Teva’s plea for punitive damages was made in the context of a section 8 action claiming damages for Teva’s alleged delayed market entry with its generic version of VIAGRA® (sildenafil). Pfizer moved to strike the plea and was successful before a prothonotary of the Federal Court who held in part that Teva’s claim for punitive damages was “an impermissible attempt to graft a civil punishment or fine onto a complete code of statutory damages.”  Through two rounds of appeal, a Judge of the Federal Court and three judges of the Federal Court of Appeal agreed with the prothonotary, holding that Teva’s pleading was properly struck. With the announcement, the issue has been definitively settled: punitive damages are not available in an action commenced pursuant to section 8 of the PM(NOC) Regulations.
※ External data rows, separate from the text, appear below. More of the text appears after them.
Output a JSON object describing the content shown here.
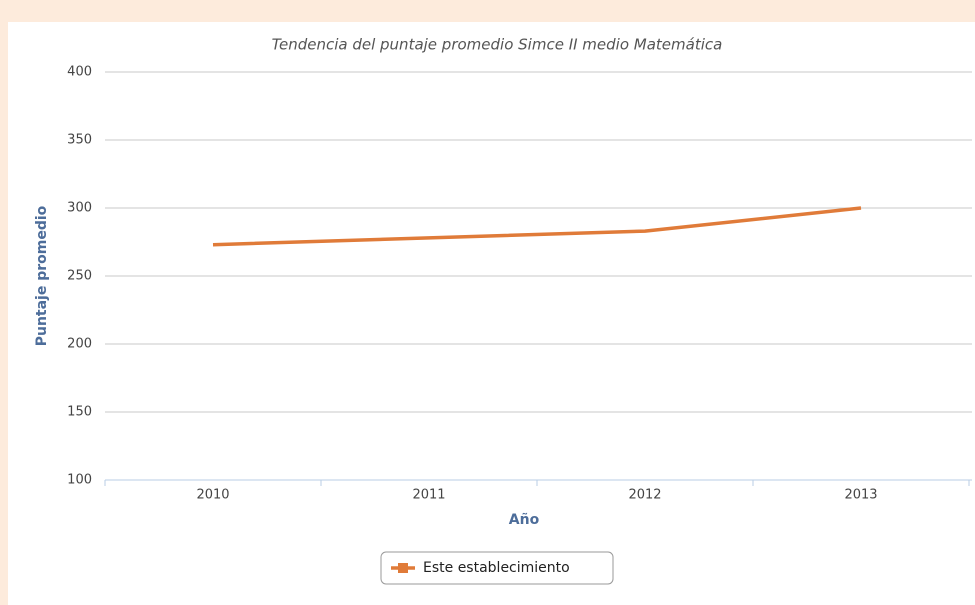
{
  "chart_data": {
    "type": "line",
    "title": "Tendencia del puntaje promedio Simce II medio Matemática",
    "x_label": "Año",
    "y_label": "Puntaje promedio",
    "categories": [
      "2010",
      "2011",
      "2012",
      "2013"
    ],
    "series": [
      {
        "name": "Este establecimiento",
        "color": "#e07b39",
        "values": [
          273,
          278,
          283,
          300
        ]
      }
    ],
    "ylim": [
      100,
      400
    ],
    "yticks": [
      100,
      150,
      200,
      250,
      300,
      350,
      400
    ],
    "grid": true,
    "legend": "bottom"
  }
}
The Federal Court of Appeal decision

The FCA Judgment was based on long-standing authority that has recognized section 8 as a compensatory scheme regulating compensation for “losses suffered” by a “second person” during the defined period. The Federal Court of Appeal considered that punitive damages, by their nature, are entirely inconsistent with a regime designed to compensate for losses suffered and held that Teva’s claim was properly struck.
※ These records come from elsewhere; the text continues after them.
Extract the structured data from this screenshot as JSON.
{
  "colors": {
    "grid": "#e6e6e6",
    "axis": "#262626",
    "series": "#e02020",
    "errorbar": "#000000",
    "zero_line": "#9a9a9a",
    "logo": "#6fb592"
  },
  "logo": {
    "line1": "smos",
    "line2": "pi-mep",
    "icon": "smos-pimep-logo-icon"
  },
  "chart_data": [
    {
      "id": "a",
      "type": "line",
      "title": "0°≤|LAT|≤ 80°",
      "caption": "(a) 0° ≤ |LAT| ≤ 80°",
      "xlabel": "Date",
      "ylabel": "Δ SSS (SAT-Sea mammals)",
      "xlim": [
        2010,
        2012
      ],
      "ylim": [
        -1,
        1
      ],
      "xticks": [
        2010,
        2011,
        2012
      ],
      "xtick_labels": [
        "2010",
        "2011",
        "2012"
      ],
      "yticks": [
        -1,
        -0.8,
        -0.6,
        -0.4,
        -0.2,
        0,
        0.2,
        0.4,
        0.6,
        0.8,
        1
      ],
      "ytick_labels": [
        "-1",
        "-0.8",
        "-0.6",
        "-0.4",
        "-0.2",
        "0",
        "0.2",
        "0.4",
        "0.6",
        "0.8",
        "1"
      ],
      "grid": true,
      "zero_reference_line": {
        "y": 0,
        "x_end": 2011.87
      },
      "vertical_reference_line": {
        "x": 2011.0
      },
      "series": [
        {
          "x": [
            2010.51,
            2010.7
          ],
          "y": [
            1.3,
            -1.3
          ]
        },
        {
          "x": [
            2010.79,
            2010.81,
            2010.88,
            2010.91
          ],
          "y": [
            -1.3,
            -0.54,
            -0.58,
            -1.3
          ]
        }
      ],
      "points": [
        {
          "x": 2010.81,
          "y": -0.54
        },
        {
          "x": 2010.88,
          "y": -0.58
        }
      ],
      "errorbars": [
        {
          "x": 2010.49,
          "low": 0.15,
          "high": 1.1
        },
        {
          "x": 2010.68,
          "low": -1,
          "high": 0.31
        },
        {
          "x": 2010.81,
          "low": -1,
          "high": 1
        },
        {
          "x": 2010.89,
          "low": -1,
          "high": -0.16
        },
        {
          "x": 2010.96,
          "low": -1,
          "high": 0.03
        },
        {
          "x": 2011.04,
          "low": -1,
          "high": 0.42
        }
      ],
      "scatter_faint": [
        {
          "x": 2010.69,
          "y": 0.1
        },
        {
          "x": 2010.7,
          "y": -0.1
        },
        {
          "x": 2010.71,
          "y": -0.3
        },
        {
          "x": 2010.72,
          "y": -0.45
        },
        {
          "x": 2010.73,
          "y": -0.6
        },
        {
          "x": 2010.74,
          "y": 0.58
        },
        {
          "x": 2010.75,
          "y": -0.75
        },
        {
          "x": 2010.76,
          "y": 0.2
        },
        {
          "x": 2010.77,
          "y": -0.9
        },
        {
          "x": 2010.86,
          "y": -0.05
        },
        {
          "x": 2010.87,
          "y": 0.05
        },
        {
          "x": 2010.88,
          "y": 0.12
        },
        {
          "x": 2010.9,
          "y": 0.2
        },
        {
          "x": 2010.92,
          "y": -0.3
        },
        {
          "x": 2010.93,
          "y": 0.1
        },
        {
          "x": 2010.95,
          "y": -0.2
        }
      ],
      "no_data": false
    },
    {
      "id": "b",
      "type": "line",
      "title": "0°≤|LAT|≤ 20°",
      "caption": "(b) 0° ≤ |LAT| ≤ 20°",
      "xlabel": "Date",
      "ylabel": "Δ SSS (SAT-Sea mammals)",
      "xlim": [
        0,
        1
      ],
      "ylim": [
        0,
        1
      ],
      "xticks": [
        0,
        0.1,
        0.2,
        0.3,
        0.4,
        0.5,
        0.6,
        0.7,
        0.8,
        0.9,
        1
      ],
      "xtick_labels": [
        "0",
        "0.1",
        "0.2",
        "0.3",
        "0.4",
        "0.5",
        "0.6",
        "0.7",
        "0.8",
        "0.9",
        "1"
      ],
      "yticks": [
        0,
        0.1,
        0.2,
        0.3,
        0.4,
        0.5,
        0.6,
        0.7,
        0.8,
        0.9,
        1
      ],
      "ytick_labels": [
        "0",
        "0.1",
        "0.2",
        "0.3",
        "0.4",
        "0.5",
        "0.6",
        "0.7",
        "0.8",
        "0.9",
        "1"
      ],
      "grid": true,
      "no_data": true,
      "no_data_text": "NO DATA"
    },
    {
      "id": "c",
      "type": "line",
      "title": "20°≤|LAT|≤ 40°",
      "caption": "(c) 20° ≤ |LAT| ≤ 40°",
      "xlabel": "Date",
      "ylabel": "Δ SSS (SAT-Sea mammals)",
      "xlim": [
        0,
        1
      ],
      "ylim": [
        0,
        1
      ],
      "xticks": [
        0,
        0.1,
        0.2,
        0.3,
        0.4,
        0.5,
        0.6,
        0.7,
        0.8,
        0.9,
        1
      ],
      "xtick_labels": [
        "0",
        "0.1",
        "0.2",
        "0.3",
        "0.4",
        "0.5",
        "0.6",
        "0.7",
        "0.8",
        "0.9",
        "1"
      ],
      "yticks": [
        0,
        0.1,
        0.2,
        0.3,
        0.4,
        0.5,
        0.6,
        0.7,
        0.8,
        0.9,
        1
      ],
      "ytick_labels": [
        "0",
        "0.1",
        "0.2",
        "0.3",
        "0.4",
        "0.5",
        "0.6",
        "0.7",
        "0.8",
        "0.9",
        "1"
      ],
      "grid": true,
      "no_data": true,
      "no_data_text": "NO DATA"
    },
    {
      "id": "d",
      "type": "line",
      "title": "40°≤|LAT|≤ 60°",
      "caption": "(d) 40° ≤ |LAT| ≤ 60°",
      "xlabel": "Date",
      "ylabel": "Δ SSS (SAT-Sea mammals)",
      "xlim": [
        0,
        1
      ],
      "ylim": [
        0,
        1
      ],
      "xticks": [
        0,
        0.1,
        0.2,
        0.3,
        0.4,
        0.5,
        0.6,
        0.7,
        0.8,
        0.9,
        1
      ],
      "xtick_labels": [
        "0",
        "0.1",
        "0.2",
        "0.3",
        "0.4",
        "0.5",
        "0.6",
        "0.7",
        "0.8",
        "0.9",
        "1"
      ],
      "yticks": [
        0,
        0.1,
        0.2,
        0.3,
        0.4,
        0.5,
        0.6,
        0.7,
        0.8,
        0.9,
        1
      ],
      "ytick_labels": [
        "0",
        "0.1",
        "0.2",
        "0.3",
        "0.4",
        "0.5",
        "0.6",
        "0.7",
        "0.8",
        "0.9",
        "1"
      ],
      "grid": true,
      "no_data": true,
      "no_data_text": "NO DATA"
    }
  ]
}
The Supreme Court will weigh in on the legal framework for the quantification of section 8 damages having recently granted leave to appeal the Federal Court of Appeal judgment in Sanofi-Aventis et al. v. Apotex Inc. 2014 FCA 68 (“Ramipril”). Teva had in fact written to the Supreme Court after leave to appeal was granted suggesting that its appeal on the question of the availability of punitive damages could be heard together with that appeal. Teva’s invitation was rejected.